Et puis, il y a eu deux visites de grande valeur stratégiques. Celle du Président du Conseil Européen, Van Rompuy, qui assure le Mali de la poursuite du gigantesque effort européen de reconstruction de notre armée nationale. Même si son message au parlement malien sur l’impératif de gagner la lutte contre la corruption est d’une limpidité qui vaut feuille de route, en soi. D’autant que l’Union européenne est notre plus grand partenaire. Deuxième visite mais c’est bien plus qu’une visite : celle de sa majesté Mohamed VI. Que certains de nos compatriotes n’hésitent plus à appeler « notre Roi » et à propos duquel, les titres que l’on veut accrocheurs ne sont pas tolérés : témoin, les réactions hostiles à notre article de décryptage que de nombreux internautes ont trouvé impertinent à l’égard de notre hôte. L’impertinence est bien loin de nos intentions mais ce qui importe de mettre en relief, c’est l’élan quasi fusionnel entre le Roi et Bamako. On en aura une preuve supplémentaire, sans doute dans quelques heures, où pour la deuxième fois en cinq mois, le souverain priera à la grande mosquée de Bagadadji. Peu de dire que c’est une page inédite de la relation Rabat-Bamako qui s’écrit. Au-delà de la coopération, c’est indiscutablement une fraternité réassumée qui se déploie et qui se déploie, non au détriment de quelqu’un d’autre mais au bénéfice des peuples marocain et malien. Pourvu que l’élan se maintienne !
SEMAINES LIBERATRICES POUR CERTAINS, DOULOUREUSES POUR D’AUTRES. Mohamed VI sera parti la semaine prochaine, bien qu’il adore séjourner sur les bords du fleuve Niger. Et là commencera peut-être l’épreuve pour le gouvernement dans son entièreté. Car n’oublions pas qu’il y a un nouveau parlement, que ses commissions sont installées et qu’aucune autre péripétie d’ordre diplomatique ne viendrait s’opposer à la démission du gouvernement d’Oumar Tatam Ly. Encore que la configuration du Parlement, avec l’écrasante majorité présidentielle qui s’y est dégagée ne contraint pas à la démission impérative qu’aurait appelé, par exemple, une victoire de l’opposition aux législatives.
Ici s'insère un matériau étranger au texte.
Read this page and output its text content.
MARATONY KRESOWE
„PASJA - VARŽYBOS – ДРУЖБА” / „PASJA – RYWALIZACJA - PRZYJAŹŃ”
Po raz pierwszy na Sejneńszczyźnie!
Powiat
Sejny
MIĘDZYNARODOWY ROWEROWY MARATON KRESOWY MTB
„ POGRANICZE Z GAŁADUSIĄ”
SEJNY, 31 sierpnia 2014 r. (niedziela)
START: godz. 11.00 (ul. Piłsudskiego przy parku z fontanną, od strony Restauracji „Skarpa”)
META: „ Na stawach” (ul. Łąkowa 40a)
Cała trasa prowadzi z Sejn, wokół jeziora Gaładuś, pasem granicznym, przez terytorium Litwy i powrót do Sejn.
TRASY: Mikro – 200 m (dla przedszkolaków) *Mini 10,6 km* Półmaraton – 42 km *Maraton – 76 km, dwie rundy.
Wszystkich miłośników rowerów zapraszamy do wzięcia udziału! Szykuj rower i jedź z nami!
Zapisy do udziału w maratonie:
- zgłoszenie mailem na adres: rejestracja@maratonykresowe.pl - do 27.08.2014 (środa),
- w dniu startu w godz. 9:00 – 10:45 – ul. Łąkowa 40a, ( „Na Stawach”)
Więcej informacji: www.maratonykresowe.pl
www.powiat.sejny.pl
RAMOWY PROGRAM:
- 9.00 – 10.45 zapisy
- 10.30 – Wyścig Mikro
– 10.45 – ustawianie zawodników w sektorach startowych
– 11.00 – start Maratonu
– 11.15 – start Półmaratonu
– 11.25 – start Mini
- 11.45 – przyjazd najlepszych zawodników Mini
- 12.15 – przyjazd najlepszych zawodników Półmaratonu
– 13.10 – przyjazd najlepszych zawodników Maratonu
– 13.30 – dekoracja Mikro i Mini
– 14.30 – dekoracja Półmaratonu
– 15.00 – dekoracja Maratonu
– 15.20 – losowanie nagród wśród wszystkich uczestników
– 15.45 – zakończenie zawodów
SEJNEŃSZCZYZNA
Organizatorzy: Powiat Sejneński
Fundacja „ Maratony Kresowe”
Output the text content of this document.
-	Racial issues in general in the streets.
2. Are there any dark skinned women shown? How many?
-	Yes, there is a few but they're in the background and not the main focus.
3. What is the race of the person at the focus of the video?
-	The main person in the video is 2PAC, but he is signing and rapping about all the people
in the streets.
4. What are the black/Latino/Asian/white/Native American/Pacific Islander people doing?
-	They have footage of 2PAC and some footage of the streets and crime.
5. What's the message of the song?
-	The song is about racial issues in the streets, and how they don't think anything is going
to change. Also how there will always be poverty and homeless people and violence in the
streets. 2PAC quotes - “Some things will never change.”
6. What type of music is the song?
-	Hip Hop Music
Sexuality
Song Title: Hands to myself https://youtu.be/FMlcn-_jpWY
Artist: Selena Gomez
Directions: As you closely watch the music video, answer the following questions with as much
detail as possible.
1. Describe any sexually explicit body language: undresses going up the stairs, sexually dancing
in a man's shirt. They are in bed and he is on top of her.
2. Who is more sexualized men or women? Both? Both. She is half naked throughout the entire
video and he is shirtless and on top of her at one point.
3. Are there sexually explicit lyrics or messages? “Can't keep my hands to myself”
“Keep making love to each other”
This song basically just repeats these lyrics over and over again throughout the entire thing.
Alors, le Président de la République, provoquera t-il la démission, par conformité à la tradition républicaine ? Ou refusera t-il, au nom, d’une realpolitik qu’il peut seule mesurer, de céder au conformisme ? Des voix se font entendre, en tout cas, pour que le second gouvernement de la législature attende les élections communales. L’autre camp de la majorité estime que les normes républicaines doivent prévaloir et qu’elles s’incarnent par une Déclaration de Politique générale devant un nouveau parlement.
TATAM 2 OU EX PREMIER MINISTRE ? En filigrane des débats sur l’une ou l’autre éventualité, transparaît la question de quel ministre sera maintenu, de qui s’en ira, de qui changera de portefeuille et de quelle sera la taille du gouvernement. Et surtout ses objectifs spécifiques, après cinq mois de magistère qui avait la double charge d’assurer la continuité de l’Etat après la transition et d’impulser la gouvernance de changement promise par le Chef de l’Etat. En cinq mois, celui-ci a-t-il eu le temps d’évaluer l’attelage, à commencer par le Premier ministre ? Ce dernier, on peut le penser, n’a pas de grand souci à se faire si le président traduit en décret la confiance dont il l’a créditée au début de l’année. Mais tout dépend de quand le remaniement se fera. S’il est imminent, le temps joue pour Tatam 2. S’il attend les communales, ce sera bien moins évident. S’agissant de lui, le Chef du gouvernement a-t-il fait une appréciation rigoureuse des résultats et aptitudes des membres de son actuelle équipe ? Un bilan qui n’aurait rien à voir avec la fièvre des caméras qui s’est emparée de certains ministres montrant leurs résultats ou déclinant leur agenda. Comme si l’avenir proche leur appartenait déjà. Il s’agit d’un bilan sincère, qui porte le Mali, profondément le Mali, celui rétabli et conquérant que visionne le discours d’Ibrahim Boubacar Kéita. Le Mali fier plus qu’orgueilleux. Le test est à la mesure de l’enjeu. Certains ministres resteront donc et d’autres partiront. Mais tous, pour ne pas ouvrir la boîte de Pandore en ce moment, paieraient pour que Mohamed VI reste quelques mois chez nous.